If the procedures concerning fires are well known now, it is necessary to add, concerning chemical attacks, the consideration of contamination and transfer of contamination. It is necessary to create a zone of regrouping of contaminated victims in order to detect and identify the toxic product, to proceed to decontamination, to inject the antidote…
The newly launched European project is in charge of studying all these issues: it is the “Transtun” project.
The “Transtun” TRANSnational TUNnel project (operational CBRN risk mitigation).
The Transtun project is a public-private initiative that addresses the CBRN risk through chemical events in tunnels in the European Union.

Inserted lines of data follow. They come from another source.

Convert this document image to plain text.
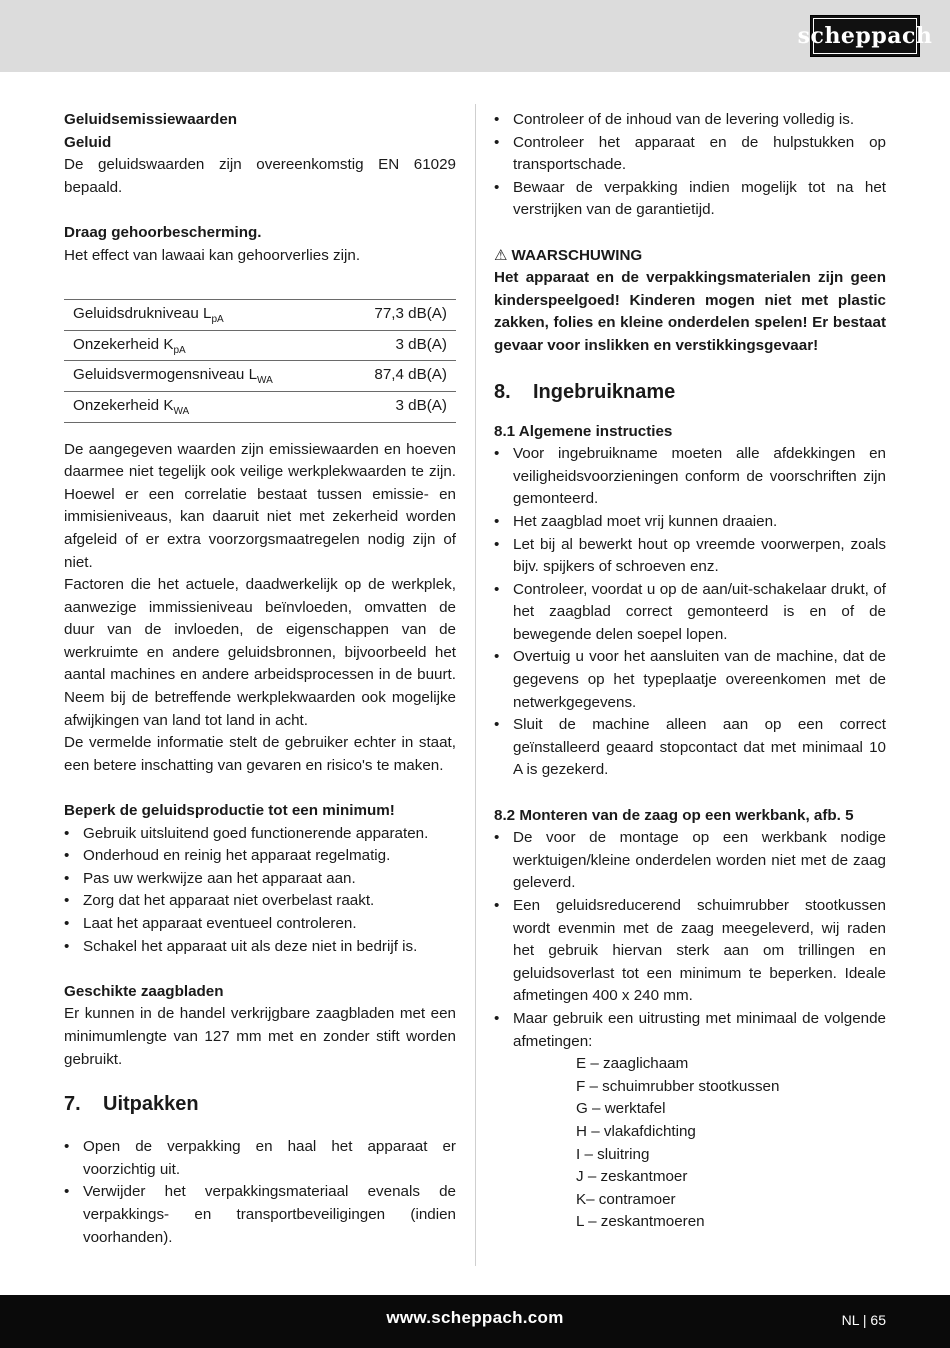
scheppach

Geluidsemissiewaarden

Geluid

De geluidswaarden zijn overeenkomstig EN 61029 bepaald.

Draag gehoorbescherming.

Het effect van lawaai kan gehoorverlies zijn.

Geluidsdrukniveau $L_{pA}$	77,3 dB(A)
Onzekerheid $K_{pA}$	3 dB(A)
Geluidsvermogensniveau $L_{WA}$	87,4 dB(A)
Onzekerheid $K_{WA}$	3 dB(A)

De aangegeven waarden zijn emissiewaarden en hoeven daarmee niet tegelijk ook veilige werkplekwaarden te zijn. Hoewel er een correlatie bestaat tussen emissie- en immisieniveaus, kan daaruit niet met zekerheid worden afgeleid of er extra voorzorgsmaatregelen nodig zijn of niet.

Factoren die het actuele, daadwerkelijk op de werkplek, aanwezige immissieniveau beïnvloeden, omvatten de duur van de invloeden, de eigenschappen van de werkruimte en andere geluidsbronnen, bijvoorbeeld het aantal machines en andere arbeidsprocessen in de buurt. Neem bij de betreffende werkplekwaarden ook mogelijke afwijkingen van land tot land in acht.

De vermelde informatie stelt de gebruiker echter in staat, een betere inschatting van gevaren en risico's te maken.

Beperk de geluidsproductie tot een minimum!

• Gebruik uitsluitend goed functionerende apparaten.
• Onderhoud en reinig het apparaat regelmatig.
• Pas uw werkwijze aan het apparaat aan.
• Zorg dat het apparaat niet overbelast raakt.
• Laat het apparaat eventueel controleren.
• Schakel het apparaat uit als deze niet in bedrijf is.

Geschikte zaagbladen

Er kunnen in de handel verkrijgbare zaagbladen met een minimumlengte van 127 mm met en zonder stift worden gebruikt.

7. Uitpakken
• Open de verpakking en haal het apparaat er voorzichtig uit.
• Verwijder het verpakkingsmateriaal evenals de verpakkings- en transportbeveiligingen (indien voorhanden).
• Controleer of de inhoud van de levering volledig is.
• Controleer het apparaat en de hulpstukken op transportschade.
• Bewaar de verpakking indien mogelijk tot na het verstrijken van de garantietijd.

⚠ WAARSCHUWING

Het apparaat en de verpakkingsmaterialen zijn geen kinderspeelgoed! Kinderen mogen niet met plastic zakken, folies en kleine onderdelen spelen! Er bestaat gevaar voor inslikken en verstikkingsgevaar!

8. Ingebruikname

8.1 Algemene instructies

• Voor ingebruikname moeten alle afdekkingen en veiligheidsvoorzieningen conform de voorschriften zijn gemonteerd.
• Het zaagblad moet vrij kunnen draaien.
• Let bij al bewerkt hout op vreemde voorwerpen, zoals bijv. spijkers of schroeven enz.
• Controleer, voordat u op de aan/uit-schakelaar drukt, of het zaagblad correct gemonteerd is en of de bewegende delen soepel lopen.
• Overtuig u voor het aansluiten van de machine, dat de gegevens op het typeplaatje overeenkomen met de netwerkgegevens.
• Sluit de machine alleen aan op een correct geïnstalleerd geaard stopcontact dat met minimaal 10 A is gezekerd.

8.2 Monteren van de zaag op een werkbank, afb. 5

• De voor de montage op een werkbank nodige werktuigen/kleine onderdelen worden niet met de zaag geleverd.
• Een geluidsreducerend schuimrubber stootkussen wordt evenmin met de zaag meegeleverd, wij raden het gebruik hiervan sterk aan om trillingen en geluidsoverlast tot een minimum te beperken. Ideale afmetingen 400 x 240 mm.
• Maar gebruik een uitrusting met minimaal de volgende afmetingen:
E – zaaglichaam
F – schuimrubber stootkussen
G – werktafel
H – vlakafdichting
I – sluitring
J – zeskantmoer
K– contramoer
L – zeskantmoeren
www.scheppach.com	NL | 65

The main objective is to improve the preparedness and response of operators, emergency responders and member states to deal with CBRN threats in cross-border land tunnels.
Transtun engages operators and end-users across Europe to define, produce and test standard operational guidelines for an effective response to chemical events in cross-border tunnels in the EU.
Transtun will establish and facilitate a network of European tunnel operator safety managers in an effort to share best practices and standardize minimum processes and equipment standards.
What are the questions to ask?
What type of PPE to use? What chemical categorization and identification equipment should be used? What equipment for first aid and tunnel users? Test and compare different technologies to establish standard equipment, evaluate performance gains and operational capacity by measuring intervention time and the number of people needed by comparing different technologies. What means of detection? decontamination?
These are all questions that the participants of the “Trantun” project will try to answer in order to develop a rapid and effective response to deal with the release of toxic chemicals in an enclosed environment such as tunnels.
Viala B. Risque chimique en milieu souterrain, Annals of burns and fire disasters, X, March 1997.